Reed Pushes Bill To Give Dental Care To Veterans

Rep. Tom Reed, R-Corning, announced he will co-sponsor a bill that he intends will provide better dental care for veterans.

In his weekly conference call with regional media, Reed brought up how a woman addressed him by saying how difficult it was to get her veteran husband dental care. He said that conversation helped inspire the bill’s creation. It would require the secretary of Veteran Affairs to provide dental care in the same manner as other medical services.

Reed highlighted that physical and mental care of veterans is paramount and that those care-related services should cover all things dental. The elimination of dental care restrictions, Reed said, would be the next step to providing fair treatment for veterans.
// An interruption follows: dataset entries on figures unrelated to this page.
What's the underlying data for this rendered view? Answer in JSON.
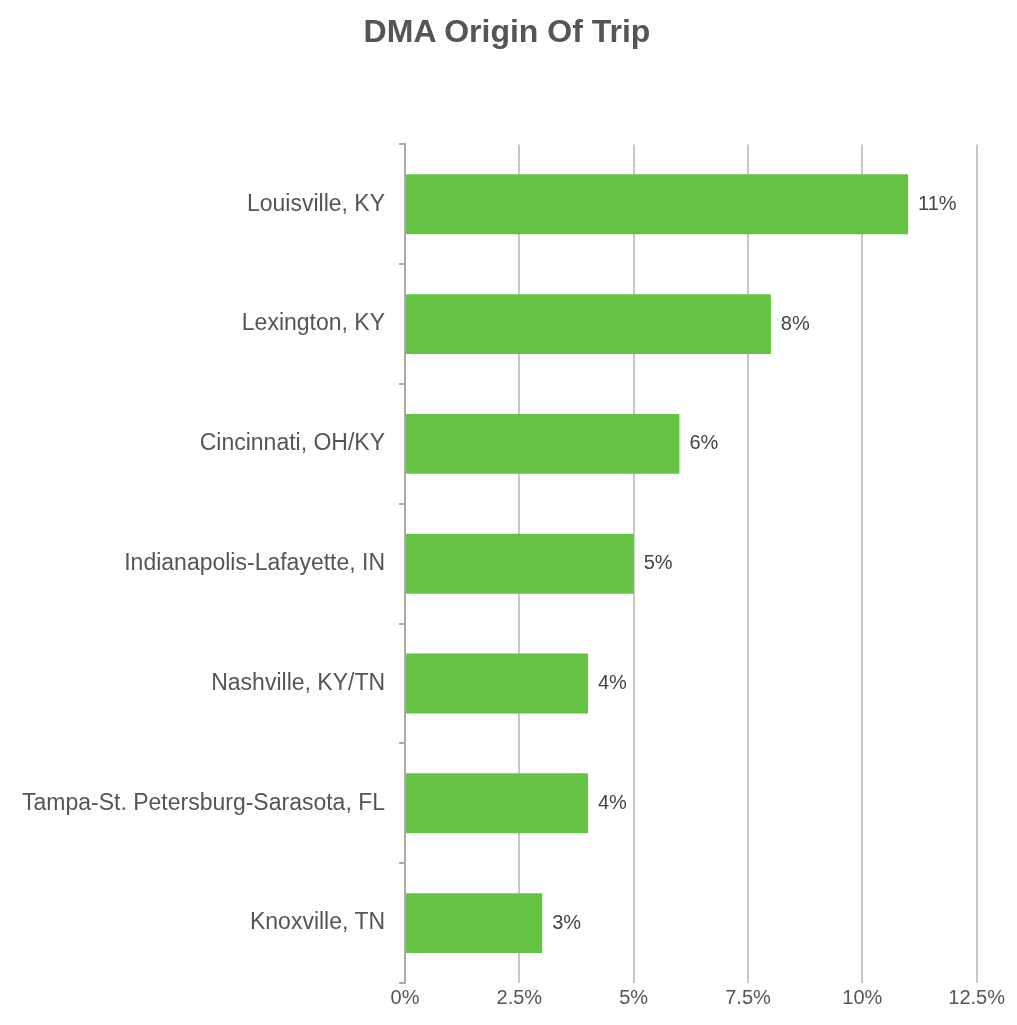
{
  "chart_data": {
    "type": "bar",
    "orientation": "horizontal",
    "title": "DMA Origin Of Trip",
    "categories": [
      "Louisville, KY",
      "Lexington, KY",
      "Cincinnati, OH/KY",
      "Indianapolis-Lafayette, IN",
      "Nashville, KY/TN",
      "Tampa-St. Petersburg-Sarasota, FL",
      "Knoxville, TN"
    ],
    "values": [
      11,
      8,
      6,
      5,
      4,
      4,
      3
    ],
    "value_labels": [
      "11%",
      "8%",
      "6%",
      "5%",
      "4%",
      "4%",
      "3%"
    ],
    "color": "#66c244",
    "xlim": [
      0,
      12.5
    ],
    "xticks": [
      {
        "value": 0,
        "label": "0%"
      },
      {
        "value": 2.5,
        "label": "2.5%"
      },
      {
        "value": 5,
        "label": "5%"
      },
      {
        "value": 7.5,
        "label": "7.5%"
      },
      {
        "value": 10,
        "label": "10%"
      },
      {
        "value": 12.5,
        "label": "12.5%"
      }
    ],
    "grid": "x",
    "legend": false
  }
}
As a son of a Silver Star recipient and veteran of World War II and the Korean War, Reed said he is inspired to help veterans. As important Reed said it is to support troops when they are deployed, Reed mentioned it’s even more important to stand by veterans when they return home.
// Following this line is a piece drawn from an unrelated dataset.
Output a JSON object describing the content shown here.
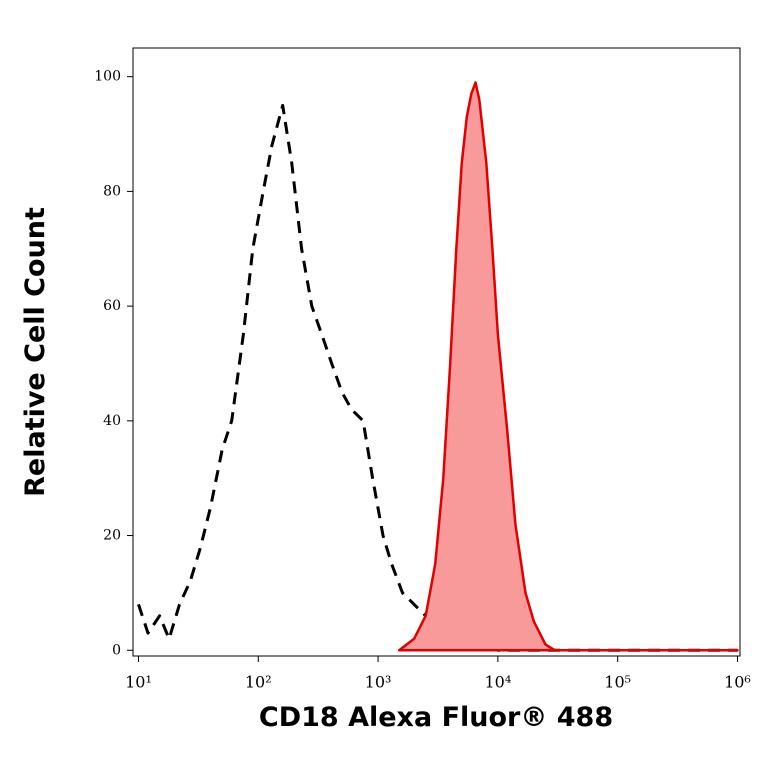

“We’re going to continue to support our vets,” Reed said. “Currently, most veterans are not eligible for dental care in the same way they are eligible for other care from the Veterans Administration. This bill will ensure dental care is provided to our veterans in the same way they would receive health care for anything else from the VA.”

This announcement follows Reed’s ongoing work to ensure the Canandaigua VA Medical Center receives $190 million for construction and repairs. The Department of Veterans Affairs has also received the highest level of funding in history, something Reed said will help to ensure “fair and quality treatment” of veterans.

In other news, Reed recently visited the Salvation Army Anew Center in Jamestown. After a tour of the facility and hearing stories first-hand from survivors of domestic violence, Reed said their mission is “something I care deeply about.”

“The people here at the Anew Center are doing valuable work by helping and investing in the lives of those who have been touched by domestic violence,” Reed said. “Standing with these survivors and making sure they have a refuge like this is critical.”

As far as a location for that refuge is concerned, Reed stated that he thinks it is important to help the staff stay at the existing primary location. If that space becomes no longer vital, he said another location would be imperative.

Reed responded to national controversies his opponent Mitrano also addressed earlier Tuesday. When asked about Trump’s reaction to the Hurricane Maria and Irma death toll in Puerto Rico being released as an estimate of 3,000, Reed said he wasn’t concerned with Trump’s idea that Democrats were fabricating numbers to make him look bad. Reed said that, regardless of how many died, the U.S. can learn to improve their response to natural disasters. He said one death is too many and imagines that someday there should be enough preventive measures for natural disasters, so that no one dies as a result of hurricanes or other storms.

In a reaction to the sexual assault allegations asserted against Supreme Court nominee Brett Kavanaugh, Reed said that accusers’ stories always deserve to be heard. That being said, he thinks the timing of the claims seems to be “extreme political maneuvering at the eleventh hour” to jeopardize the process of vetting Kavanaugh. Reed said that since the allegations are being used as a political tool, he thinks that could have a chilling effect on other assault victims who come forward in other situations.